Orijinal Baskalar narin yapılı kuşlardır. Kafaları oldukça küçük ve minyon yapılıdır. Alınları gagadan itibaren dik biçimde yükselir. Gaga “sıfır” tabir edilen boyutta ve kuşun rengi ne olursa olsun kemik rengindedir. Gaga boyutu nedeniyle yavrulara kendi bakamaz. Bakıcı kuş ile çoğaltılır. Gözler, kafa boyutu ile kıyaslandığında büyük yapılıdır. Göz çevresi halkası belirgin ve beyaz etlidir. Göz rengi siyahtır. Başka bir rengi olmaz. Kuyruk telek sayısı 12 tanedir. Kuyruk üstünde yağ bezesi bulunduran bir ırktır. Dirsekten aşağı ayak boyu kısa yapılıdır. Ayaklar paçasızdır. Dirsek aşağısındaki her tüy paça olarak kabul edilir ve kuşun değer yitirmesine neden olur. Künye çapları 7 mm’dir.
Bango-Baska: Orijinal Baskalara göre bazı fiziki farklılıklar gösterir. İlk bakışta kafa biçimi ve gaga boyutu hemen dikkati çeker. Geniş ve hafif köşeli bir alın yapıları vardır. Kafaları daha büyük ve yuvarlak yapılıdır. Gaga boyu büyümüş ve kalınlaşmıştır. Gaga ölçüsü bakımından kısa gaga olarak değerlendirilmekle birlikte “sıfır gaga” değildir. Bu nedenle Bango Baskalar kendi yavrularına rahtlıkla bakar ve bakıcı kuş gerektirmez. Kanat teleklerindeki beyazlıklar aynen korunmuştur. Baş haricinde diğer bölgelerdeki beyazlıklar ise azalmış ya da yok olmuştur. Gaga altında küçük bir “sakal” bulunabilir. Göğüs gülü bulunması ciddi bir kusurdur.

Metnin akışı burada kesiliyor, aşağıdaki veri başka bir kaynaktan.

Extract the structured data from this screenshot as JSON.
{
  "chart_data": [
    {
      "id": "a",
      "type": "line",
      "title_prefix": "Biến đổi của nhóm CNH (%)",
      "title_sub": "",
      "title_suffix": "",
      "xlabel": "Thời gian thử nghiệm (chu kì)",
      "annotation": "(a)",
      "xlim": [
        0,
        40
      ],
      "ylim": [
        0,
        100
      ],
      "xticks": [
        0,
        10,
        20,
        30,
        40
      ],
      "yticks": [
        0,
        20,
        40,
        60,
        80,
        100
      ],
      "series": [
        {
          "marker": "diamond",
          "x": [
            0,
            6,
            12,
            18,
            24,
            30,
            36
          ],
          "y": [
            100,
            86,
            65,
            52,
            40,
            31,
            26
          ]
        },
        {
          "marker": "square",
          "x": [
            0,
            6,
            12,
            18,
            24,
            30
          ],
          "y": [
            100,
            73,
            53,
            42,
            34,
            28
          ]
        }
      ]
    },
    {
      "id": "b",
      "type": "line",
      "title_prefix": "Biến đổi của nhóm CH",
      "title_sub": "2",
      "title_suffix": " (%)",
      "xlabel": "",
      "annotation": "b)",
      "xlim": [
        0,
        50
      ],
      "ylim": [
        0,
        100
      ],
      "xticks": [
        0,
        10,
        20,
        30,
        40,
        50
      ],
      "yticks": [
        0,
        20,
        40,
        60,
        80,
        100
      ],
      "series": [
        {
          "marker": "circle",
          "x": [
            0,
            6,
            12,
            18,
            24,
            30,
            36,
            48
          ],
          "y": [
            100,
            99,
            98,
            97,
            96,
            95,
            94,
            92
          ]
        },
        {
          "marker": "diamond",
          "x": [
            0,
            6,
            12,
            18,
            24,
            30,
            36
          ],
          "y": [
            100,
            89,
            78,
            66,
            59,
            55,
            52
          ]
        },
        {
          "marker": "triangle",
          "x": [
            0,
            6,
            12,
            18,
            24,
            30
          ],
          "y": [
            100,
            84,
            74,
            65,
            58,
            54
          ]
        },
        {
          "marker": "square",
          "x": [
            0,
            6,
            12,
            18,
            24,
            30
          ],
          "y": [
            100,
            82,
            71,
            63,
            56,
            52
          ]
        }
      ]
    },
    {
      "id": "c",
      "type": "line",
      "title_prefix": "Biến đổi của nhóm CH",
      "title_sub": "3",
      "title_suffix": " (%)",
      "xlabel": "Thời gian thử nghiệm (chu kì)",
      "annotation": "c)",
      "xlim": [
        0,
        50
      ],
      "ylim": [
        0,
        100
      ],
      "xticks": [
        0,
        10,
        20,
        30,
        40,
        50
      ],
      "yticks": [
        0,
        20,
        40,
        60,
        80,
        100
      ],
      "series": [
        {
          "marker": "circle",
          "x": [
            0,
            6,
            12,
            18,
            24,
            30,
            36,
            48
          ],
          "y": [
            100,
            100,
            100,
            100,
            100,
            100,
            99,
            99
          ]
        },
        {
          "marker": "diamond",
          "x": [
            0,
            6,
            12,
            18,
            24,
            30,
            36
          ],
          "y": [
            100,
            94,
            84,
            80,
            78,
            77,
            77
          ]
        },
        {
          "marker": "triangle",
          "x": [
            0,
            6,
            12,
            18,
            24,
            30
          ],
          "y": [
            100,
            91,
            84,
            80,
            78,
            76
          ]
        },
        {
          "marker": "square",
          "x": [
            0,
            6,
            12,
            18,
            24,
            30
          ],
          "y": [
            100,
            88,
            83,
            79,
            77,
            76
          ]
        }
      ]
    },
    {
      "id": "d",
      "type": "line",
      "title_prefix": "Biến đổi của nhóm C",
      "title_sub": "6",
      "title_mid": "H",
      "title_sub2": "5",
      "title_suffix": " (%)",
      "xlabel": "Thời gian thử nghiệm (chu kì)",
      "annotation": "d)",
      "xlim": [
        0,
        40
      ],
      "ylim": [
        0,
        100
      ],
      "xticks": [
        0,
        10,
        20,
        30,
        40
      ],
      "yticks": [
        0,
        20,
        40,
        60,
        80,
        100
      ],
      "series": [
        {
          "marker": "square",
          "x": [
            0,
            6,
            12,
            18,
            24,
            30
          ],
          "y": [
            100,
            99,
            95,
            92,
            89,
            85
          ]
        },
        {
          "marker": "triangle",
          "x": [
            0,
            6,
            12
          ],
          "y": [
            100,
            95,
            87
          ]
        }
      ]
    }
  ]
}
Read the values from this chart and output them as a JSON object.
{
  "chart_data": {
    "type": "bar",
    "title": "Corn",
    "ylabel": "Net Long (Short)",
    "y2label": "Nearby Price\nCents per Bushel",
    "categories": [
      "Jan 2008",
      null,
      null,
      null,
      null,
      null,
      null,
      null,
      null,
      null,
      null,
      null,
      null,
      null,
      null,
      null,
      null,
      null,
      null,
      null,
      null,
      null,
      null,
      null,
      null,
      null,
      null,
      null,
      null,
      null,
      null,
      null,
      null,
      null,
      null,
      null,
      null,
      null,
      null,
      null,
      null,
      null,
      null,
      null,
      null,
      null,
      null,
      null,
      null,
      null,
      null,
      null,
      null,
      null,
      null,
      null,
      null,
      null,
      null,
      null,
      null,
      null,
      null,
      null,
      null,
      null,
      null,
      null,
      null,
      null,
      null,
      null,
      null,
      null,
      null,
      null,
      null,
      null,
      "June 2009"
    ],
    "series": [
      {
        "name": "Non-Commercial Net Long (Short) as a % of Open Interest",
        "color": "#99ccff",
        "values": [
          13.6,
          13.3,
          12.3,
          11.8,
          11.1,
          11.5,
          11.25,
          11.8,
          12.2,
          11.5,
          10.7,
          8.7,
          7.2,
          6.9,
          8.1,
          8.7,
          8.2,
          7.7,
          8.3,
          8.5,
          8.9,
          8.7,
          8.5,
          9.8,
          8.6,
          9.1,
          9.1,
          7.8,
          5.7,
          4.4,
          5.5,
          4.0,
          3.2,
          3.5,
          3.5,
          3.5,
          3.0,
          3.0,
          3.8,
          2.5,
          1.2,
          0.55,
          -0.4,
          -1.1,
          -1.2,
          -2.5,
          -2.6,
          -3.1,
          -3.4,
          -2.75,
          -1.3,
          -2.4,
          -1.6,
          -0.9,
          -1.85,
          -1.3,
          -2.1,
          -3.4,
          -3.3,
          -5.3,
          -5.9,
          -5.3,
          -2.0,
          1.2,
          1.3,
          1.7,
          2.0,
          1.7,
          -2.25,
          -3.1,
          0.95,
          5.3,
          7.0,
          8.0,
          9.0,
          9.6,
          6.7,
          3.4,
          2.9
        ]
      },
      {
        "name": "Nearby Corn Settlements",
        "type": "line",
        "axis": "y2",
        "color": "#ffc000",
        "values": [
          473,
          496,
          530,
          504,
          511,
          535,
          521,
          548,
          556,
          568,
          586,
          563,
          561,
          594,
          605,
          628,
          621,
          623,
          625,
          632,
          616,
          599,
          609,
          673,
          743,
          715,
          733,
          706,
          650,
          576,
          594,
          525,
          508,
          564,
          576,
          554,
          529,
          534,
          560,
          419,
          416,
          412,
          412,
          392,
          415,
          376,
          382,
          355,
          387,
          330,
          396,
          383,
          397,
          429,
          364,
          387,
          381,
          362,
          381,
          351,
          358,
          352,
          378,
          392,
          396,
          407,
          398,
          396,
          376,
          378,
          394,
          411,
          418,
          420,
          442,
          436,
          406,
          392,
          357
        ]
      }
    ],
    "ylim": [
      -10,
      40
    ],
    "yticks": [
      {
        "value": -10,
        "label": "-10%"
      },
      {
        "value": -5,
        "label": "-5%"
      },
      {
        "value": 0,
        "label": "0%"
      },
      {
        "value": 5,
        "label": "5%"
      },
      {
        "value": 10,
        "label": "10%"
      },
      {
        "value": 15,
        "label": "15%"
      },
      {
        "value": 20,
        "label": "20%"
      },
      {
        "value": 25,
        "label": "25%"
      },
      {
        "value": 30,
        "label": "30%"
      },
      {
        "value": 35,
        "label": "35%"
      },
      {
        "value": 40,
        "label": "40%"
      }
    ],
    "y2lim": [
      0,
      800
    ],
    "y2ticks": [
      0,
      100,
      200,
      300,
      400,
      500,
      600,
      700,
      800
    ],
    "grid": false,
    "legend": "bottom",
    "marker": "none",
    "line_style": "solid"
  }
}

Akbaş Baska: Genel vücut biçimleri (kafa ve gaga) Bango Baskalara benzer. Ancak kanat kesmeleri (beyaz kanat telekleri) tamamen yok olmuştur. Kuşun baş kesmesi haricinde hiçbir yerinde beyazlık olamaması gerekir. Gaga altındaki küçük “sakal” kabul edilmektedir.
Renk Çeşitleri: Renk çeşitleri fazladır. Kara, mavi, kırmızı, sarı, çikolata, şekeri ve nuhudi gibi renklerine rastlanmaktadır. Gövde renklerinin canlı olması, mat ve soluk görünümlü olmaması dikkat edilen bir özelliktir. Renk çeşidine göre bazılarının kanat kapakları iki sıra çubuklu bazılarının ise düzdür.
Uçum Özellikleri: Baska ırkı güvercinler, birer performans kuşudur. Düz uçarlar. Grup halinde ve yüksek uçan güvercinler olarak bilinirler. Ancak asıl uçum özellikleri dalıcı olmalarıdır. Yüksek uçmalarına karşın yerden verilecek komutlara duyarlıdırlar. Yerden verilecek pırıltı sonrası, kanatlarını kısarak hızla dalışa geçerler. Güvercin yetiştiricileri arasında “sıkarak inme” tabir edilen tarzda dalışları vardır. Nokta yükseklikten yere inmeleri çok süratlidir. Klasik uçuş tarzlarını geliştirebilmeleri için düzenli uçurulmaları ve belli bir eğitime tabi tutulmaları gerekir. Eğitime yatkın kuşlar olduklarından çok çabuk öğrenirler. İyi bir Baska güvercini pırıltı verilmediği sürece 1-2 saatten aşağı uçmaz. Baska ırkı güvercinler bu özellikleri dikkate alınarak özellikle Ege Bölgesi’nde Dönek yetiştiricileri tarafından döneklere refakatçi olarak uçurulurlar.
Burada anlatılan uçum biçimi orijinal Baskaların genel karakteristik uçumudur. Ancak yukarıda belirtildiği gibi yapılan melezlemeler sonrası uçuş özelliklerini belli oranlarda gerilemiştir.